Al di là delle indiscutibili verità e delle molte giuste considerazioni degli autori del rapporto, la prima osservazione, riflettendo sul testo, è che il piano di Oxfam è in parte dettato da una visione ben nota dell’economia: una torta – come appunto si è espresso il direttore Byanyima – che bisogna decidere come spartire, non un impasto che in condizioni favorevoli lievita e cresce. Privilegia quindi misure per ridistribuire le ricchezze più che per moltiplicarle, forse influenzato dalla popolare rappresentazione della ricchezza come frutto di rapina e sfruttamento. Da decenni ogni tanto qualcuno salta su a denunciare scandalizzato che il 20% della popolazione mondiale consuma l’80% delle risorse e a nulla vale replicare che quel 20% di popolazione produce l’80% delle risorse mondiali di cui perciò è legittimo possessore.

In secondo luogo va osservato che i ricchi di solito non sono dei Paperon de Paperoni che accumulano miliardi nei loro forzieri e lì li conservano paghi di goderne la vista. I ricchi trasformano una parte del loro denaro in capitali che investono e in parte, come tutti, lo spendono in consumi, contribuendo così al reddito di lavoratori dipendenti, imprenditori, commercianti e di tutte le categorie e i settori economici che partecipano alla produzione e alla commercializzazione dei beni di consumo. 

Di per sé, al contrario di quanto afferma Oxfam, la diseguaglianza non è “un ostacolo al benessere dei più”. Lo sono piuttosto e sicuramente corruzione e malgoverno che indebitano gli stati, consentono un pessimo uso del denaro pubblico e tanto ne fanno sparire prima che entri nelle casse statali. “In Africa – si legge nel testo – le grandi multinazionali sfruttano la loro influenza per evitare imposizione fiscale e royalties riducendo in tal modo la disponibilità di risorse che i governi potrebbero utilizzare per combattere la povertà”. Ma se possono farlo è perché trattano con governi corrotti: e, considerando come quei governi amministrano il denaro di cui dispongono, è tutt’altro che scontato che userebbero eventuali maggiori introiti fiscali e provenienti da altre fonti per combattere la povertà.

Si legge ancora nel testo che i miliardari sono più che raddoppiati dal 2009: in India, in Cina, in Nigeria... Ma quel che conta e importa è che cosa ne è stato dei poveri: e, per fortuna, i dati indicano che la povertà è ancora tanta, ma che nel periodo considerato sono stati fatti passi avanti considerevoli per contrastarla e contenerne gli effetti negativi.
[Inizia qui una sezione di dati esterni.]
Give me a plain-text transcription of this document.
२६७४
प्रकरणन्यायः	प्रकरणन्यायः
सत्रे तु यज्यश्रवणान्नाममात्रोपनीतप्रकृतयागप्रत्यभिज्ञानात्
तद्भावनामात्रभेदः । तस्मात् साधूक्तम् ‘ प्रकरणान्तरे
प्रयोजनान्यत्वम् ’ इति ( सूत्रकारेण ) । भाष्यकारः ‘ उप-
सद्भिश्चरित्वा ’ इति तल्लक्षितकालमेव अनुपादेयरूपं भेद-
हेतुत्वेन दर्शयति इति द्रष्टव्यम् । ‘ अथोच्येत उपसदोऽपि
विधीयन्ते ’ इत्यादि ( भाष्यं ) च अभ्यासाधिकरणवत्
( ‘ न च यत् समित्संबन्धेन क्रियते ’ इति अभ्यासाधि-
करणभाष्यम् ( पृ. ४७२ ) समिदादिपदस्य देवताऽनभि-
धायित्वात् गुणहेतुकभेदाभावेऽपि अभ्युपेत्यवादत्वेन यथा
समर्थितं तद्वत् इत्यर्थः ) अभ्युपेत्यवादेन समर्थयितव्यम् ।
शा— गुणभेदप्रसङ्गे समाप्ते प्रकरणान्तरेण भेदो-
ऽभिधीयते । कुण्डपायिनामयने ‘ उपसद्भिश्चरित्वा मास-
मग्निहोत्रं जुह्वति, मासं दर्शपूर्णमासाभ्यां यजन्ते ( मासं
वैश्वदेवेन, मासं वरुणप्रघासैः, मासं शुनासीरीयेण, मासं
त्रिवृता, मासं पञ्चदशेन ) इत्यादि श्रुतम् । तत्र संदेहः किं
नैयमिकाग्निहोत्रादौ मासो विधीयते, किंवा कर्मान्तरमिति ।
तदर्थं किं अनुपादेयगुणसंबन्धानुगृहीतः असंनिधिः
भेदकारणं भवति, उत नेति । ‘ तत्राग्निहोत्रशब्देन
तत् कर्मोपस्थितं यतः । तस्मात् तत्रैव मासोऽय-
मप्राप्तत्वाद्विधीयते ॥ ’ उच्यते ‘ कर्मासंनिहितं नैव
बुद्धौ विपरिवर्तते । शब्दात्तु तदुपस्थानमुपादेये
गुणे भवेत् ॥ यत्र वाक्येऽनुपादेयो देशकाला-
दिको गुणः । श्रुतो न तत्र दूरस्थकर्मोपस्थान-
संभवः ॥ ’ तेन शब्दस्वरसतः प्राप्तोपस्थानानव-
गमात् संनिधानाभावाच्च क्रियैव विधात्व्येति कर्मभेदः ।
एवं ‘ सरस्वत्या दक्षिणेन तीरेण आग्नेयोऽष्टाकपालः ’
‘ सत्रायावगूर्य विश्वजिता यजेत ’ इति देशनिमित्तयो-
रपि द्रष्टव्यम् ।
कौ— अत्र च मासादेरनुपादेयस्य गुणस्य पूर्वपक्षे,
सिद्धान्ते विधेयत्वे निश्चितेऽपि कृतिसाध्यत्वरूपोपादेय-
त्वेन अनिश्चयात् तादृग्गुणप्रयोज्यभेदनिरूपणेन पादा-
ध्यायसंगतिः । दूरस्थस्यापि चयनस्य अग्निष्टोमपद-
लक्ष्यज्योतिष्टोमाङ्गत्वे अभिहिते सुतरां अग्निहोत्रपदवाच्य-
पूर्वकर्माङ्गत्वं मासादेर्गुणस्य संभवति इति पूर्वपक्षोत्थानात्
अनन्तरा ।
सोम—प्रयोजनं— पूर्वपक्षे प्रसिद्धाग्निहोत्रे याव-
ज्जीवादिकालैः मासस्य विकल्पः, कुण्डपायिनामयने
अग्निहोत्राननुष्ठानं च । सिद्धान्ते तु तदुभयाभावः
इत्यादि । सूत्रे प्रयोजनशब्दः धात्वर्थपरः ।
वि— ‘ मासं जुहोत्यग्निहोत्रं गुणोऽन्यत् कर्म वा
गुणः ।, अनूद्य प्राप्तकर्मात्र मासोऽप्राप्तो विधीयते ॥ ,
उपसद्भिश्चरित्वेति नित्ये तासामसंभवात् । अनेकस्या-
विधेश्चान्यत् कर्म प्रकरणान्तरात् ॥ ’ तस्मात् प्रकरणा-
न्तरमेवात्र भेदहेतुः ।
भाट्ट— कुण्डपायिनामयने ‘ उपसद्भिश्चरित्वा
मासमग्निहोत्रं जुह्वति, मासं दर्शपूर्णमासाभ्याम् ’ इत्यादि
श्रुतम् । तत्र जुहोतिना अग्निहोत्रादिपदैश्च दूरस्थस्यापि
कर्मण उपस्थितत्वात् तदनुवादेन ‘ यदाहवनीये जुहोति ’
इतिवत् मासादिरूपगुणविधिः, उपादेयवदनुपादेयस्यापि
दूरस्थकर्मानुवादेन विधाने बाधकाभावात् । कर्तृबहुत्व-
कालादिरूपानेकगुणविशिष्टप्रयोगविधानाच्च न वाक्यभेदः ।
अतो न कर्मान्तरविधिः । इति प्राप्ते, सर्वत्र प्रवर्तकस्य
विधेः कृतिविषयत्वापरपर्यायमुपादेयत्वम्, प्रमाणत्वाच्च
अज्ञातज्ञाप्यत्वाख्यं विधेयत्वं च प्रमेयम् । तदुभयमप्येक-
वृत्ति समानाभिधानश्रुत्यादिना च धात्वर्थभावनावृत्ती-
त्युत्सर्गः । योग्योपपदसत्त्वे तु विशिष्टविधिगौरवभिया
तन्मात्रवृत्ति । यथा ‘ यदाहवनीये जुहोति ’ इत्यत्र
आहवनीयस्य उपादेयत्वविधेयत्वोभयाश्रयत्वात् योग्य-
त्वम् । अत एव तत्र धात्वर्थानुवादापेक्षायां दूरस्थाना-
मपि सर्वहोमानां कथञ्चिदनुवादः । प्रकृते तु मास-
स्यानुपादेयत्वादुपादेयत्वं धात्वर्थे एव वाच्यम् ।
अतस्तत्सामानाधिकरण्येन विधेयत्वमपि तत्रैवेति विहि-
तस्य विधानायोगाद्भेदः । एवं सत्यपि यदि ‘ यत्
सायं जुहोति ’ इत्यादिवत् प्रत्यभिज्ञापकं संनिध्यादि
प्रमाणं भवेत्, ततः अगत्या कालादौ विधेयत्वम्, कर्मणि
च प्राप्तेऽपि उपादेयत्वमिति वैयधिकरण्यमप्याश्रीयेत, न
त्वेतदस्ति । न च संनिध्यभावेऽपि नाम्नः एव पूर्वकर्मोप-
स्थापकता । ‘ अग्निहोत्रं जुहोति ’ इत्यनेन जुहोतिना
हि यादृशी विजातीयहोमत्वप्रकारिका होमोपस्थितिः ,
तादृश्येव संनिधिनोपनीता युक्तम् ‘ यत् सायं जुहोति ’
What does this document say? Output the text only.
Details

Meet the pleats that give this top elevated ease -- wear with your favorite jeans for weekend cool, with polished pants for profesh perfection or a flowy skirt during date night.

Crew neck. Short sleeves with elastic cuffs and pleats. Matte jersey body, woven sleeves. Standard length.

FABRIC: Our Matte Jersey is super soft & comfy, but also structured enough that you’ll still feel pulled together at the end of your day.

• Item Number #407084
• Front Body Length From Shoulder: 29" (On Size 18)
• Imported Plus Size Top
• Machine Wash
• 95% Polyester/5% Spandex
Il rapporto 2014 della FAO sulla sicurezza alimentare conferma ad esempio una tendenza positiva: soffrono la fame ancora 805 milioni di persone, ma sono 100 milioni in meno rispetto a dieci anni fa e oltre 200 in meno dal 1990. I traguardi raggiunti sono ancora più rilevanti se si tiene conto dell’incremento demografico verificatosi nel frattempo. 

Per finire, c’è un altro aspetto da considerare. Il 2% del Pil mondiale – rivela il rapporto – basterebbe ad assicurare una protezione sociale di base ai poveri del mondo intero; e l’1,5% delle grandi ricchezze sarebbe sufficiente a garantire istruzione e sanità a tutti i poveri. Ma devolvere denaro – reperito aumentando le imposte o in qualsiasi altro modo – per garantire cibo, assistenza sanitaria, un reddito minimo, acqua potabile, servizi igienici e qualunque altro bene a chi né è sprovvisto perché non è in grado di procurarselo con il proprio lavoro serve a farlo vivere meglio, ma nella dipendenza dall’assistenza umanitaria e non sconfigge la povertà, ma solo ne contiene i disagi. Attingere ai fondi di chi ha più del necessario per provvedere ai bisogni di chi è in difficoltà non diminuisce le disuguaglianze tra ricchi e poveri che restano tali. Uscire dalla povertà vuol dire essere in grado di vivere con i propri mezzi: di questo hanno bisogno i poveri per la loro dignità e la loro sicurezza e per questo bisogna pensare a un mondo in cui si producano più ricchezze e in cui chi le produce ne possa usufruire.